The development offers temporary relief for affected scholars, but it also exposes deeper concerns about Nigeria’s long-running foreign scholarship funding crisis, policy consistency, and the future of government-sponsored education abroad.
The Federal Government has commenced payment of outstanding allowances owed to Nigerian students studying in partner countries under the Bilateral Education Agreement Scholarship Programme.
According to a statement issued by the Federal Ministry of Education and signed by the Director of Press and Public Relations, Boriowo Folasade, the Central Bank of Nigeria has already transferred approved funds to Nigerian embassies and foreign missions for immediate disbursement to eligible students.
The Minister of Education, Tunji Alausa, confirmed that the released funds represent 50 per cent of the approved outstanding obligations for 2025.
“The funds have already been received in embassy accounts, and the affected missions are expected to commence payment to beneficiaries immediately,” the minister said.
He also urged students to monitor their accounts as payments begin to reflect.
The BEA scholarship programme, which supports Nigerian students studying in countries with bilateral education partnerships, had previously come under intense criticism after beneficiaries reported prolonged delays in stipend payments.
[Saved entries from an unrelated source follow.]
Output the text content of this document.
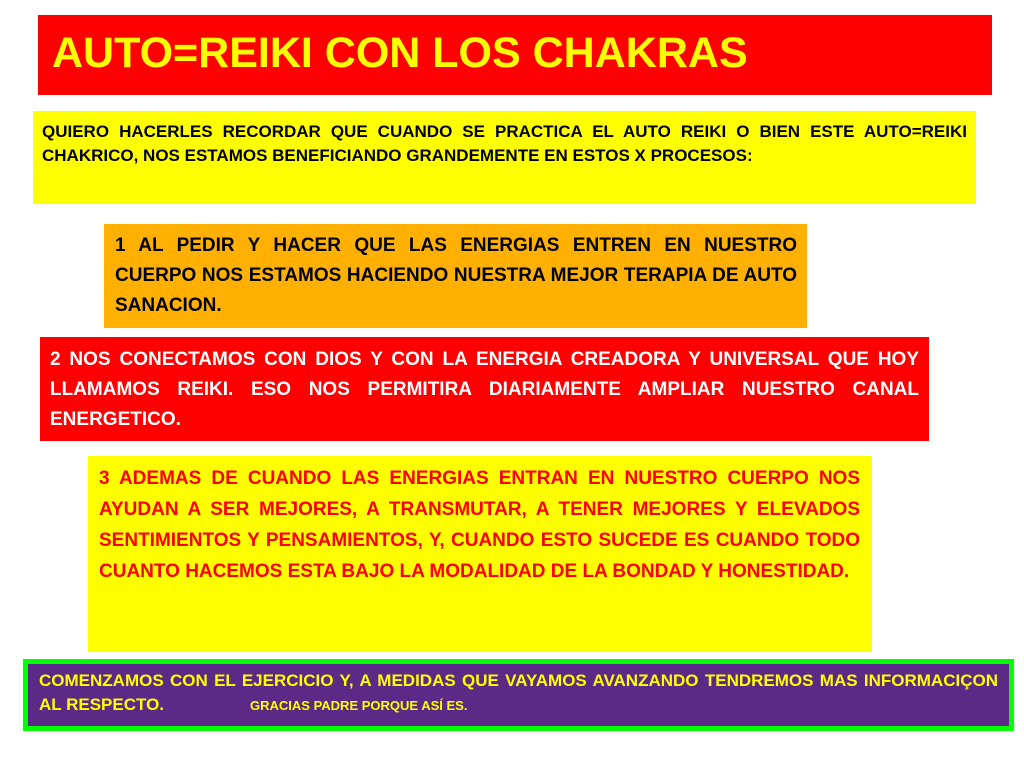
AUTO=REIKI CON LOS CHAKRAS
QUIERO HACERLES RECORDAR QUE CUANDO SE PRACTICA EL AUTO REIKI O BIEN ESTE AUTO=REIKI CHAKRICO, NOS ESTAMOS BENEFICIANDO GRANDEMENTE EN ESTOS X PROCESOS:
1 AL PEDIR Y HACER QUE LAS ENERGIAS ENTREN EN NUESTRO CUERPO NOS ESTAMOS HACIENDO NUESTRA MEJOR TERAPIA DE AUTO SANACION.
2 NOS CONECTAMOS CON DIOS Y CON LA ENERGIA CREADORA Y UNIVERSAL QUE HOY LLAMAMOS REIKI. ESO NOS PERMITIRA DIARIAMENTE AMPLIAR NUESTRO CANAL ENERGETICO.
3 ADEMAS DE CUANDO LAS ENERGIAS ENTRAN EN NUESTRO CUERPO NOS AYUDAN A SER MEJORES, A TRANSMUTAR, A TENER MEJORES Y ELEVADOS SENTIMIENTOS Y PENSAMIENTOS, Y, CUANDO ESTO SUCEDE ES CUANDO TODO CUANTO HACEMOS ESTA BAJO LA MODALIDAD DE LA BONDAD Y HONESTIDAD.
COMENZAMOS CON EL EJERCICIO Y, A MEDIDAS QUE VAYAMOS AVANZANDO TENDREMOS MAS INFORMACIÇON AL RESPECTO.	GRACIAS PADRE PORQUE ASÍ ES.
Several students abroad said the delays left them struggling with accommodation, feeding, tuition-related costs, and currency volatility in host countries.
While the government’s announcement has been welcomed by many scholars, a closer look shows that the payment only partially resolves a wider problem that has been building for years.
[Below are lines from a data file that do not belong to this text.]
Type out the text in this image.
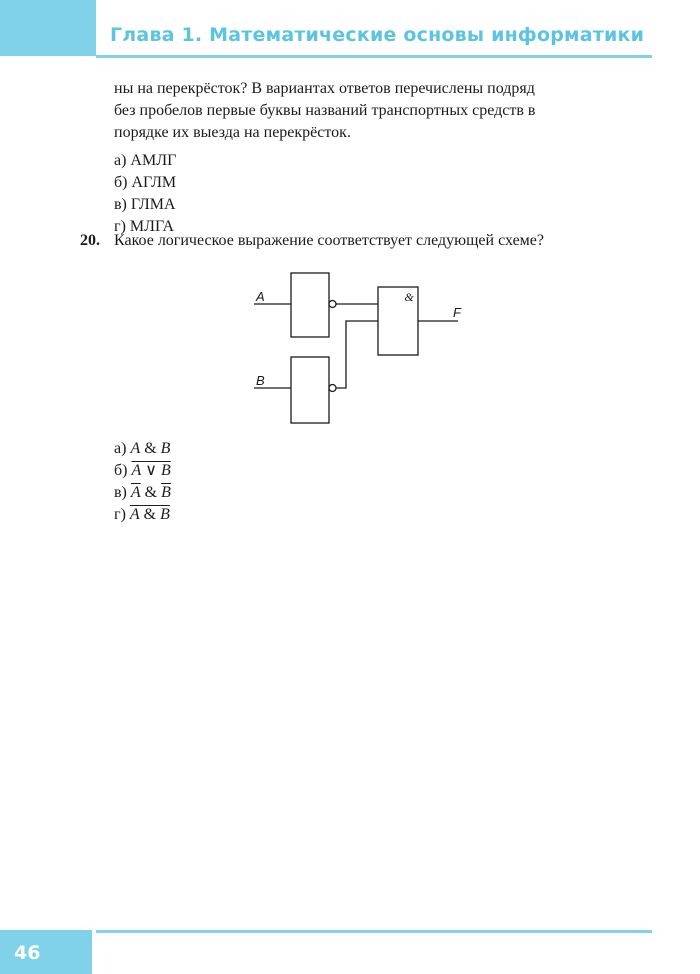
Глава 1. Математические основы информатики
ны на перекрёсток? В вариантах ответов перечислены подряд
без пробелов первые буквы названий транспортных средств в
порядке их выезда на перекрёсток.
а) АМЛГ
б) АГЛМ
в) ГЛМА
г) МЛГА
20. Какое логическое выражение соответствует следующей схеме?
&
A
B
F
а) A & B
б) A ∨ B
в) $\overline{A}$ & $\overline{B}$
г) A & B
46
Several Nigerian media platforms focused mainly on the release of funds and the minister’s assurance that payments had begun.
However, some reports underplayed the broader implications of Nigeria’s decision to discontinue the BEA scholarship programme amid rising economic pressure and foreign exchange instability.
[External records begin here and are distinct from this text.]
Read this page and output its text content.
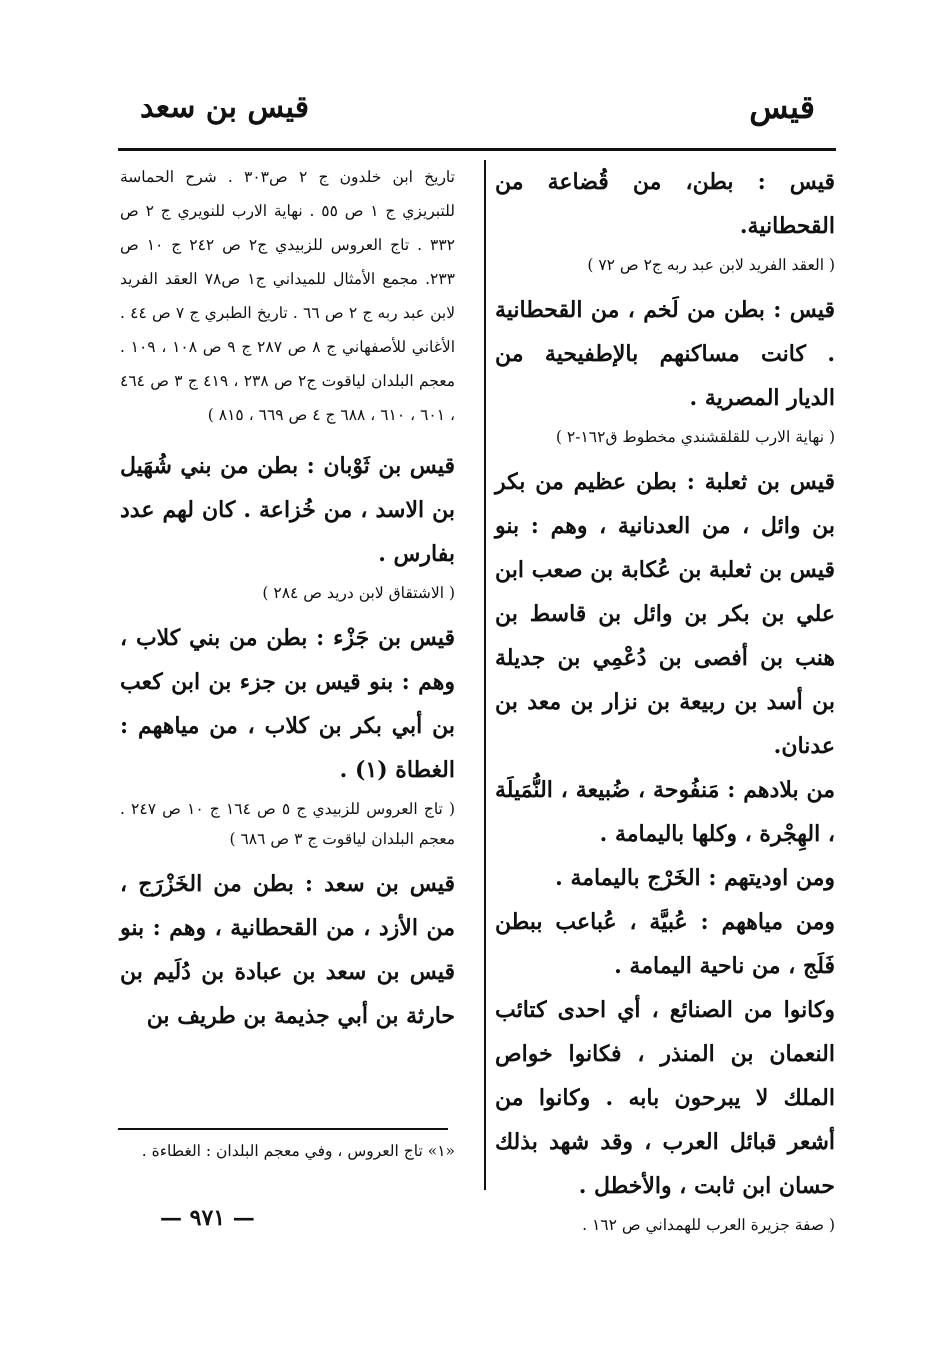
قيس

قيس بن سعد

قيس : بطن، من قُضاعة من القحطانية.

( العقد الفريد لابن عبد ربه ج٢ ص ٧٢ )

قيس : بطن من لَخم ، من القحطانية . كانت مساكنهم بالإطفيحية من الديار المصرية .

( نهاية الارب للقلقشندي مخطوط ق١٦٢-٢ )

قيس بن ثعلبة : بطن عظيم من بكر بن وائل ، من العدنانية ، وهم : بنو قيس بن ثعلبة بن عُكابة بن صعب ابن علي بن بكر بن وائل بن قاسط بن هنب بن أفصى بن دُعْمِي بن جديلة بن أسد بن ربيعة بن نزار بن معد بن عدنان.

من بلادهم : مَنفُوحة ، ضُبيعة ، النُّمَيلَة ، الهِجْرة ، وكلها باليمامة .

ومن اوديتهم : الخَرْج باليمامة .

ومن مياههم : عُبيَّة ، عُباعب ببطن فَلَج ، من ناحية اليمامة .

وكانوا من الصنائع ، أي احدى كتائب النعمان بن المنذر ، فكانوا خواص الملك لا يبرحون بابه . وكانوا من أشعر قبائل العرب ، وقد شهد بذلك حسان ابن ثابت ، والأخطل .

( صفة جزيرة العرب للهمداني ص ١٦٢ .

تاريخ ابن خلدون ج ٢ ص٣٠٣ . شرح الحماسة للتبريزي ج ١ ص ٥٥ . نهاية الارب للنويري ج ٢ ص ٣٣٢ . تاج العروس للزبيدي ج٢ ص ٢٤٢ ج ١٠ ص ٢٣٣. مجمع الأمثال للميداني ج١ ص٧٨ العقد الفريد لابن عبد ربه ج ٢ ص ٦٦ . تاريخ الطبري ج ٧ ص ٤٤ . الأغاني للأصفهاني ج ٨ ص ٢٨٧ ج ٩ ص ١٠٨ ، ١٠٩ . معجم البلدان لياقوت ج٢ ص ٢٣٨ ، ٤١٩ ج ٣ ص ٤٦٤ ، ٦٠١ ، ٦١٠ ، ٦٨٨ ج ٤ ص ٦٦٩ ، ٨١٥ )

قيس بن ثَوْبان : بطن من بني شُهَيل بن الاسد ، من خُزاعة . كان لهم عدد بفارس .

( الاشتقاق لابن دريد ص ٢٨٤ )

قيس بن جَزْء : بطن من بني كلاب ، وهم : بنو قيس بن جزء بن ابن كعب بن أبي بكر بن كلاب ، من مياههم : الغطاة (١) .

( تاج العروس للزبيدي ج ٥ ص ١٦٤ ج ١٠ ص ٢٤٧ . معجم البلدان لياقوت ج ٣ ص ٦٨٦ )

قيس بن سعد : بطن من الخَزْرَج ، من الأزد ، من القحطانية ، وهم : بنو قيس بن سعد بن عبادة بن دُلَيم بن حارثة بن أبي جذيمة بن طريف بن

«١» تاج العروس ، وفي معجم البلدان : الغطاءة .

— ٩٧١ —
What makes the situation more complex is that many beneficiaries are already deep into academic programmes overseas and remain dependent on government support agreed under earlier arrangements. For some students, delayed payments reportedly triggered debt accumulation, threats of eviction, and academic uncertainty.
Nigeria’s worsening exchange-rate crisis has also amplified the pressure. Since the naira’s sharp depreciation over the past two years, the cost of supporting students abroad has risen significantly in dollar, euro, yuan, and ruble-denominated destinations.
That financial strain partly explains why authorities earlier described the programme as unsustainable and vulnerable to abuse.
The BEA programme has historically allowed Nigerian students to study in countries such as China, Russia, Morocco, Algeria, Hungary, and Egypt through bilateral agreements.
For decades, the initiative was viewed as a diplomatic and educational bridge designed to strengthen international cooperation while training Nigerian professionals in medicine, engineering, science, and technology.
However, economic realities have shifted that conversation.
Nigeria’s education sector is already grappling with inflation, foreign exchange shortages, rising public debt, and repeated industrial disputes in tertiary institutions. The government’s decision to gradually discontinue the BEA programme reflects growing concern about fiscal sustainability.
Yet critics argue that policy inconsistency has worsened the crisis for existing beneficiaries who accepted scholarships under government guarantees.
Nigeria faced similar funding controversies during previous economic downturns, especially during periods of foreign exchange scarcity between 2016 and 2017, when overseas scholarship obligations became difficult to maintain.
Current developments suggest the government is attempting to balance financial constraints with political pressure from affected students and public criticism.
The impact goes beyond the students directly involved.
Many Nigerian families supporting children abroad already face soaring living costs, unstable exchange rates, and rising tuition expenses. Delays in government-backed scholarship payments often transfer the financial burden to relatives at home.
There are also concerns about Nigeria’s international credibility. Delayed scholarship obligations can affect diplomatic relationships with host countries and damage confidence in future bilateral education partnerships.
Education analysts say the bigger issue is whether Nigeria can build a sustainable scholarship framework that prioritizes accountability, transparency, and long-term funding stability rather than reactive intervention after public backlash.
For affected scholars, the immediate concern is whether the remaining 50 per cent of outstanding allowances will arrive on schedule.
The government has reassured beneficiaries that efforts are ongoing to clear the balance, but many students are likely to remain cautious after months of uncertainty.
What authorities do next will determine whether this payment marks the beginning of a stable resolution or merely a temporary response to mounting pressure from stranded scholars overseas.